In Conversation – With Elizabeth Buller

By John Smee
For some perspective, as of Sunday March 29th Toronto Public Health has had 540 cases of COVID-19 reported in the city. Currently, 37 of these people are hospitalized and there are 18 in ICU. SHN alone  has over 70 ICU beds available on a “normal” day. There are well-developed plans to allow SHN to expand the critical care they can provide during a pandemic.

Elizabeth Buller, President, CEO, Scarborough Health Network, (SHN) was kind enough to talk to Bluffs Monitor on Tuesday March 24th.

It’s safe to say that no one has any idea what the future holds. The situation we currently find our selves in, regarding covid-19, could go from bad to worse case scenario very quickly. However I defy anyone to come away from a conversation with Elizabeth Buller and not feel reassured about the readiness of SNH for Covid-19. She has a nurturing quality about her, probably a result of time spent working as a nurse. She speaks with a quiet confidence that makes you feel comforted.

SHN is well prepared because they’ve had a plan in place for years, close to twenty in fact.

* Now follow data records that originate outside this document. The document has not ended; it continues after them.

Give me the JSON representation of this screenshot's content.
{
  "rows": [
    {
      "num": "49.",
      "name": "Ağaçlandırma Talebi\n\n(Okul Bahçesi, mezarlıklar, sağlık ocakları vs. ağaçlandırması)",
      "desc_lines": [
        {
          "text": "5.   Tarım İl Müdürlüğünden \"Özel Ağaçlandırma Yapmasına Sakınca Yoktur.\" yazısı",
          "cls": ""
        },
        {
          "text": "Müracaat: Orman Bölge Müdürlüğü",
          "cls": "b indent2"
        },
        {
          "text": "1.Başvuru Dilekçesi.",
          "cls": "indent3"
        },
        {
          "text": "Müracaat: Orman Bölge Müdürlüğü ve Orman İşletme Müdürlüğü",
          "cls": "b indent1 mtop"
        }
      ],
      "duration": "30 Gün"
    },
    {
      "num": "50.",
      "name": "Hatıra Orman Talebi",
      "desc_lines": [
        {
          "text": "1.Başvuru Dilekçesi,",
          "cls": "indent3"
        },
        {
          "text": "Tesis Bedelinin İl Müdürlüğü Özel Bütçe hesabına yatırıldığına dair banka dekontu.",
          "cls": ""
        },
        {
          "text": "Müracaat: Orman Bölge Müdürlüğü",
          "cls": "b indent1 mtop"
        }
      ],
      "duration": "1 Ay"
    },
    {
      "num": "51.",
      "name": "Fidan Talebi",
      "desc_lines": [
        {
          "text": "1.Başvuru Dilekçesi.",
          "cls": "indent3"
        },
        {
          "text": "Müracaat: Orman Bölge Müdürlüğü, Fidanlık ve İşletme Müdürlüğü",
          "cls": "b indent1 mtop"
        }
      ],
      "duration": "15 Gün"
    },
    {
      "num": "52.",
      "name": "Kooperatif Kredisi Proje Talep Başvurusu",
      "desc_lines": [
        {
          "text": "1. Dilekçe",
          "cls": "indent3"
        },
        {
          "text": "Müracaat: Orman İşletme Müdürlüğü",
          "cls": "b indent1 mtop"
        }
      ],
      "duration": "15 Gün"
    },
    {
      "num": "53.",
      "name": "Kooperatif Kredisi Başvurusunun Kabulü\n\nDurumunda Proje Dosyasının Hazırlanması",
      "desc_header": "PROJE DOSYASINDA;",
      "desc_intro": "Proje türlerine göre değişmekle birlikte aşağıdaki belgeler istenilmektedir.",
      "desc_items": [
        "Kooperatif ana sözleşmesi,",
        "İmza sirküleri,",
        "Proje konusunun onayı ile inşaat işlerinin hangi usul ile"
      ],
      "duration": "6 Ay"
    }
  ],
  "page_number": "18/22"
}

An upside of the SARS epidemic in 2003 if such a thing is possible.

“You know Scarborough went through SARS so our team has been planning for this. We’ve had all hands on deck”. To handle Covid-19 “we’ve had an Incident Management System in place for the past 10 weeks which we moved, two weeks ago, into our emergency operations centre.”Buller says, “ I’m confident in the plans that are in place at this time.”

The two Covid-19 assessment centres up and running at the Birchmount and Centennary sites have eased some of the load off the emergency departments throughout SHN.
When the assessment centres first opened they were overwhelmed with the “worried well and the low symptomatic patients”.

SHN assessment centres are not for everyone, and not everyone who visits a centre will be tested for COVID-19. However, everyone will be assessed.
You should only go to a centre if:
1. You have symptoms of a respiratory tract infection or fever;
This includes cough, sore throat, headache, muscle aches, fatigue, runny nose, or joint aches; and may also include nausea, diarrhea and stomach pains
2. You are part of one of the following groups:
You work or live in a vulnerable or
at-risk setting including:
• any healthcare setting (hospital, long-term care facility, complex continuing care, rehabilitation centre, dialysis centre)
• School or childcare centre
• Retirement home
• Homeless shelter
• Prison
• Other settings with vulnerable populations

You have been instructed by Toronto Public Health to go to a Centre.The SHN assessment centres have been set up to allow for physical distancing between patients. Inside the assessment centre, the Infection Prevention and Control (IPAC) team have assisted the clinical team in the setting up the layout, which ensures the centre maintains a 2 metre (6 feet) distance while ensuring privacy for patients.

In terms of ppe’s (personal protective equipment) “We do have all the tools we need right now. And what’s been heartwarming for us as well we’ve had an out pouring from the community of how can they help support us. Whether it’s been through cash donations food donations for staff, or supporting purchasing of equipment.”

“We have many experienced leaders; physicians, nurses all kinds on staff. Staff who went through SARS. So I actually have felt very confident the whole way along that we are on top of this. So it doesn’t mean it’s not easy; this is 24 -7. Our staff has been working around the clock. That any time we have new information the team is really on top of it. I think the community can feel confident.”